In attempt after attempt, Nyad and her crew (with Rhys Ifans’ navigator John Bartlett a standout) adjust to and accommodate the seemingly endless horrors that will cause recreational swimmers like me to wince and even scream. A jellyfish expert comes up with a full-body wetsuit (with accompanying full-face rubber mask right out of a horror movie) to protect her while she swims at night. A glowing underwater rope is dragged alongside her support boat to guide her like a swimming lane so she doesn’t get lost in the dark.

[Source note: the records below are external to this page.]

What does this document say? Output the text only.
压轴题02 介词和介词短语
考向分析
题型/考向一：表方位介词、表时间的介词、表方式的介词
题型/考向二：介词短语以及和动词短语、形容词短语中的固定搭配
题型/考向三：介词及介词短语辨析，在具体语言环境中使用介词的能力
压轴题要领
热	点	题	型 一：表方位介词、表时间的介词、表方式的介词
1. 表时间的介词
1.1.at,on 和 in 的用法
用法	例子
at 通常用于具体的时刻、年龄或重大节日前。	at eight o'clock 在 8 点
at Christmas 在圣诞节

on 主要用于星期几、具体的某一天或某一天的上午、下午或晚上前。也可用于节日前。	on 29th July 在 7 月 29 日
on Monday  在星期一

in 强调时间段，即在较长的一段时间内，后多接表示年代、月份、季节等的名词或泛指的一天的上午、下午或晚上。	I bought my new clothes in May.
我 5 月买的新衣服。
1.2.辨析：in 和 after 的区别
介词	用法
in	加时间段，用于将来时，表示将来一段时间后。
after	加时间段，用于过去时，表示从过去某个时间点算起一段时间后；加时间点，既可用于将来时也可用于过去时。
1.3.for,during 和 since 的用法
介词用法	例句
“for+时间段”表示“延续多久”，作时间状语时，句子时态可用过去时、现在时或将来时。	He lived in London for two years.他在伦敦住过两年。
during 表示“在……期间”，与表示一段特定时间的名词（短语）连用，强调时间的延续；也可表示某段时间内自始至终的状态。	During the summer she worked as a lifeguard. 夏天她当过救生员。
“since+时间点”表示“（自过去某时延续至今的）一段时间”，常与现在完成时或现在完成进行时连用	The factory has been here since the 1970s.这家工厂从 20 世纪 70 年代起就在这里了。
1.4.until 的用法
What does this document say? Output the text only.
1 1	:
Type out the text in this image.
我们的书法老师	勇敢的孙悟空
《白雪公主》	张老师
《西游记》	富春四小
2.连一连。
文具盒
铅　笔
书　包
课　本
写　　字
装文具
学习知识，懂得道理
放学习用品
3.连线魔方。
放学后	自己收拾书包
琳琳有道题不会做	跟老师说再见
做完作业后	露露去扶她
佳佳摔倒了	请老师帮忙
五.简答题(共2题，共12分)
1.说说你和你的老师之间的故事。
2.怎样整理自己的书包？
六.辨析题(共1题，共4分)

Instead of a protective shark cage (which offers the swimmer less drag), she’s tries a new technology that an eager Aussie claims drives the sharks away. But these aren’t even the worst of her problems. There are nasty currents, water temperature issues, storms, and, well, the fact that swimming for days on end with no rest is simply, literally, inhuman. I couldn’t help but shake my head with a hard, “Nope!” at many of the scenes.
If you are unfamiliar with how many attempts and trials Nyad went through on her journey (like I was), the pacing and the format of the storytelling takes a bit getting used to. For instance, early in the film when Nyad is already jumping in the waters of Cuba on her way to Florida, my partner leaned over and whispered, “Are we just going to watch her swim for two hours?” Spliced into the relentless swimming shots are flashbacks that slowly give insight into Nyad’s drive and her personal demons. In an interesting choice by the directors, many of the flashbacks are actual footage of the real (younger) Diana Nyad from news reels and interviews. How well this works is… up for discussion. I initially thought it was kind of jarring (you have to make a leap as Bening doesn’t necessarily look like Nyad), but eventually I got used to it.
What makes Nyad wholly watchable are Annette Bening and Jodie Foster’s performances. Bening’s Nyad is driven, flinty, more than a little self-centered, and frankly kind of unlikeable. Foster’s Bonnie, on the other hand, is the opposite: She balances the friendship by being warm and supportive, a best pal and encouraging coach… and, most importantly, the trusted voice that tells Nyad when to stop. Both women are fantastic. I may not be in
Finally, I have to say that Bening’s commitment to the physical aspect of the role (training in a pool for a year and doing her own swimming in the film) is unabashedly badass and inspiring. Sunburned and chapped from the elements, salt-crusted and bloated from the sea water—she’s ALL in. Now, I have to ask myself: What do I plan to do with my own wild and precious life? Probably not swim for days with killer jellyfish… but I sure hope I think of something!